Chapters 7 and 8
Chapter 7- Gifted Education and Growth Mindset
All children deserve to have an education to meet their needs, be it below grade level, at grade level or above grade level. Differentiation, as mentioned it Chapter 3, meets all of these educational needs. Is there a need to put a name to above average students if their needs are being met?
According to this Chapter, the word “gifted” comes with similar connotations to “talent” and “smart”. It implies that a child’s intelligence is set in stone, not something that can change. A gifted child is a gifted child, they should not experience any difficulties in the area in which they are gifted. Telling a child that they are gifted may end up being a negative for them, causing them to stop taking risks and playing it safe to ensure that they can keep their gifted status.
Instead of calling a child gifted, Mary Cay Ricci suggests changing the wording. Saying that a child has high potential or is a highly motivated student, in her opinion, would be more akin to allowing for a growth mindset.
- What are your thoughts on the terms Mary Cay Ricci suggests using instead of using the term “gifted”?
- Does your school or district have any supports in place for “gifted” students? Do these programs support a growth mindset? If not, how might you change it to support a growth mindset for these students?
Chapter 8- What are Some Ways To Help Students Adopt a Growth Mindset?
In my opinion, this is the most important section in the book as it sheds some light into how to teach this topic to the students.

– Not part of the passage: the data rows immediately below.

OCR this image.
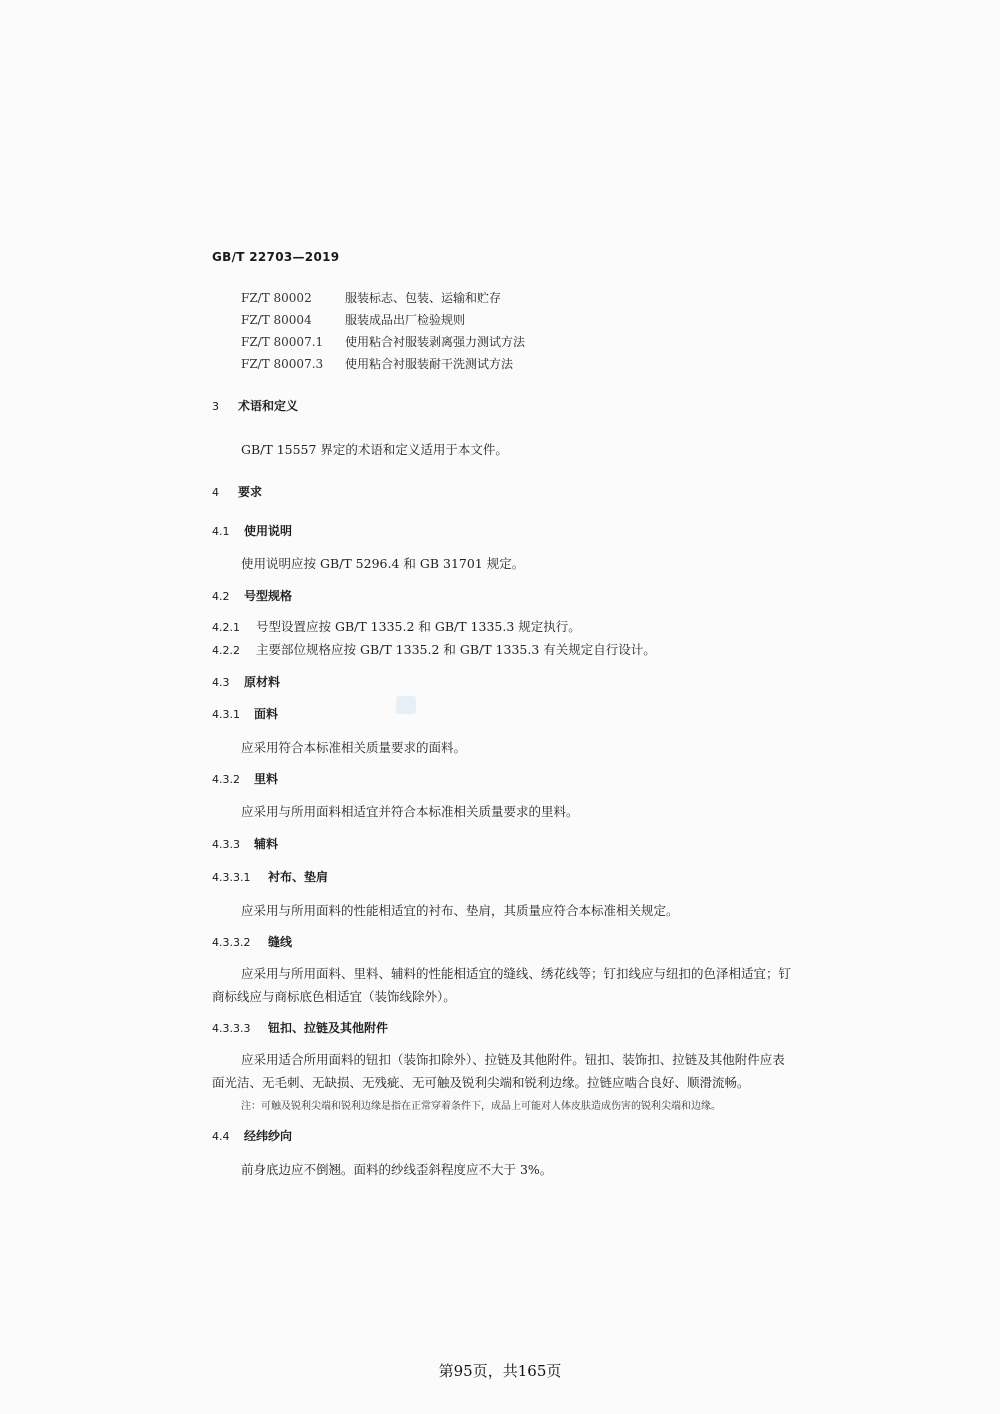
GB/T 22703—2019
FZ/T 80002	服装标志、包装、运输和贮存
FZ/T 80004	服装成品出厂检验规则
FZ/T 80007.1	使用粘合衬服装剥离强力测试方法
FZ/T 80007.3	使用粘合衬服装耐干洗测试方法
3 术语和定义
GB/T 15557 界定的术语和定义适用于本文件。
4 要求
4.1 使用说明
使用说明应按 GB/T 5296.4 和 GB 31701 规定。
4.2 号型规格
4.2.1 号型设置应按 GB/T 1335.2 和 GB/T 1335.3 规定执行。
4.2.2 主要部位规格应按 GB/T 1335.2 和 GB/T 1335.3 有关规定自行设计。
4.3 原材料
4.3.1 面料
应采用符合本标准相关质量要求的面料。
4.3.2 里料
应采用与所用面料相适宜并符合本标准相关质量要求的里料。
4.3.3 辅料
4.3.3.1 衬布、垫肩
应采用与所用面料的性能相适宜的衬布、垫肩，其质量应符合本标准相关规定。
4.3.3.2 缝线
应采用与所用面料、里料、辅料的性能相适宜的缝线、绣花线等；钉扣线应与纽扣的色泽相适宜；钉
商标线应与商标底色相适宜（装饰线除外）。
4.3.3.3 钮扣、拉链及其他附件
应采用适合所用面料的钮扣（装饰扣除外）、拉链及其他附件。钮扣、装饰扣、拉链及其他附件应表
面光洁、无毛刺、无缺损、无残疵、无可触及锐利尖端和锐利边缘。拉链应啮合良好、顺滑流畅。
注：可触及锐利尖端和锐利边缘是指在正常穿着条件下，成品上可能对人体皮肤造成伤害的锐利尖端和边缘。
4.4 经纬纱向
前身底边应不倒翘。面料的纱线歪斜程度应不大于 3%。
第95页，共165页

A huge part of teaching students about growth mindset is to teach them about the brain. I found this to be a very fun unit for my students. We learned how different pathways are formed and how we can change our pathways with practice and repetition.
We have also been doing a lot of STEM projects and it is very interesting to see which students are beginning to adopt a growth mindset and which students have a fixed mindset. One of my students has such a fixed mindset that when she came up against a challenge, she turned her back on her group, crossed her arms and very adamantly said “I give up!” While other students, when faced with an impossible task- less than 10 minutes to create a working model, when nothing has worked up until that point- said “I know that this is not going to work, but I am not giving up! I am going to use all of my time and try to get it figured out.”
Mary Cay Ricci has also published a book entitled “Ready to Use Resources for Mindsets in the Classroom”. I have not yet taken a look at this book, but I have purchased it and it should be here very soon. I am interested to see what is in this book and how it can help me to support my students on their paths to growth mindsets.
- Do you have any students that have demonstrated any moments of growth mindset? Do you have any students that demonstrate a real fixed mindset?
- What are some ideas you have for implementing lessons on growth mindset? How or where would you integrate it into the curriculum?
- Have you already tried to implement growth mindset lessons? What went well? What might you change?
- If you have not implemented any of the growth mindset lessons, where will you begin?